Saturday, December 10, 2011

Weight...too much?

Confession from a Therapist….
On a recent workshop around family patterns, one of my dear colleagues and friends asked our teacher “how come that most of the light workers (a much nicer way to call our profession…bringing light to clients) have such a hard time with money and abundance…why is there a pattern for us of struggle to find abundance”
The teacher did not bat an eye and just responded “if you want abundance financially clear your mother issues” (she meant us all)
…this got me thinking …me mother issues…well mhhh and it struck me, my struggle with weight – her struggle with weight – my grandmothers struggle with weight – my great-grandmothers struggle with weight…possible a pattern other than genetics? I made myself look in the mirror and in my minds eye see my mother behind me and hers behind her etc. and realized as much as I fight to be different – I am exactly like my mother bones and all and when I see my body and feel a certain kind of shame – I remember the same kind of shame as a child around my mother, from my mother, for my mother and it hits me.

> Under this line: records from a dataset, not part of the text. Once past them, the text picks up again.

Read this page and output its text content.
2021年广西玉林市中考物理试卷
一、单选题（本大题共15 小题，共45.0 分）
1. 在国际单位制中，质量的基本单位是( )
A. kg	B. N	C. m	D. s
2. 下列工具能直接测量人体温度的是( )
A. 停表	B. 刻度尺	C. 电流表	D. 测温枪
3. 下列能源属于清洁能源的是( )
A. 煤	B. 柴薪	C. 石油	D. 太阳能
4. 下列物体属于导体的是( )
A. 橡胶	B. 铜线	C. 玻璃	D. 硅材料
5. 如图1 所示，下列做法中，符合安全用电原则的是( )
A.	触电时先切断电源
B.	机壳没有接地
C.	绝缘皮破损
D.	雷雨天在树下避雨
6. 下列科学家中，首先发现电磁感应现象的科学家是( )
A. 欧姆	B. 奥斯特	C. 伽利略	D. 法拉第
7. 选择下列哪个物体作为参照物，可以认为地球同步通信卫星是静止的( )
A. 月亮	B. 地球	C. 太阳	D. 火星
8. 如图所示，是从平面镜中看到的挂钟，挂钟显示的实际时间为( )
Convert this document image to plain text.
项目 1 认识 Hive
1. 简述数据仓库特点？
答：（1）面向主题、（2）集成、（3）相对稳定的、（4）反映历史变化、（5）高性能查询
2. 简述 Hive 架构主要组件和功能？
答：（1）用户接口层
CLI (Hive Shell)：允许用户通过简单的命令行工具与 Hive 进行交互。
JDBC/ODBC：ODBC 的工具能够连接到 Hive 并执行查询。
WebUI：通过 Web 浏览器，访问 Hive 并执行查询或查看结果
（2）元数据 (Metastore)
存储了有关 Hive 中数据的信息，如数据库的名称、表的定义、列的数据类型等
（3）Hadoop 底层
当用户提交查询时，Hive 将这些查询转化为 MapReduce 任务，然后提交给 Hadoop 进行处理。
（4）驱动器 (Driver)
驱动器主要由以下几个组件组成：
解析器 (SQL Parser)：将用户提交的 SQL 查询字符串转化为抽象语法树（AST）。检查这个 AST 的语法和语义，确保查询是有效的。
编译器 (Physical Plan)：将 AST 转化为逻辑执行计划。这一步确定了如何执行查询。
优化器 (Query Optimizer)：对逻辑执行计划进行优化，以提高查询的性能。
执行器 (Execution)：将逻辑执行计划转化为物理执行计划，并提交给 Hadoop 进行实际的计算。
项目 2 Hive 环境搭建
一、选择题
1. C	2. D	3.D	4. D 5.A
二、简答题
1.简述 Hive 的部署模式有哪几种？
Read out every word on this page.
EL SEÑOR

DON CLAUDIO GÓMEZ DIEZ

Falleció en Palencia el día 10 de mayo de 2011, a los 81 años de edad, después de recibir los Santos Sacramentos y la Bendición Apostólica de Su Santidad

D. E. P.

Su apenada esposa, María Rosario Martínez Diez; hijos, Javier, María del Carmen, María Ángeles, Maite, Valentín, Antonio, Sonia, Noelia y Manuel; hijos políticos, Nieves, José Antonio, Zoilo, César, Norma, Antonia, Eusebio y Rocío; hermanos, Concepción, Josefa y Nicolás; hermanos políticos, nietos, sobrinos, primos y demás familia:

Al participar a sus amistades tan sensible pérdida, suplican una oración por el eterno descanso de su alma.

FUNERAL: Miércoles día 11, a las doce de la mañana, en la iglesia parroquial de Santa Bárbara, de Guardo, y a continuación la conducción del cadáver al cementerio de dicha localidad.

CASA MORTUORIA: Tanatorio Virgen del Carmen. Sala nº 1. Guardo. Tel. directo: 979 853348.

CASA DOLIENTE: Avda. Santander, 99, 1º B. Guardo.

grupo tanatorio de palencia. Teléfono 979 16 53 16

Am I loving my mother through solidarity with weight? Is part of me doing penance for the shame of my foremothers by “wearing” it on my body…
With this thought I turned around and faced my imaginary mother, grandmother and great-grandmother and the other unknown women in my ancestry and declared
My adoration for their hard lives, my pride for women who worked every day of their lives until death took them and also my willingness to see patterns I have carried forward through them that are hurtful, hard and heavy. I bowed in front of them and declared – you gave me enough and I will honor and love you all in a different way, I will accept all the gifts from you through my mother to me in an abundant way – and I will make it better as a gift for you – I will leave shame where it belonged and pick up the gifts from you – the herbalist and understanding of “brews” from my great-grandmother, the “healing touch” from my grandmother and
The never-ending need for knowledge from my mother and I will add an abundance of joy to the mix. I bowed again and just said YES to all.
When I then turned around to look again in the mirror, I saw not shame, just
Abundance of possibilities, creations ready to be birthed and stories to be shared.
I wonder as I keep the insight of only taking what is mine (and shame is not part of it) what my body will look like in a year from now and how I will learn to love my mother in a different way – not out of the need of a child to be loyal to suffering…
It feels good to feel the weight of women’s wisdom in my back and not the weight of women’s bodies. I am proud to stand in front and look friendly upon my daughter without her having to pick up THAT pattern.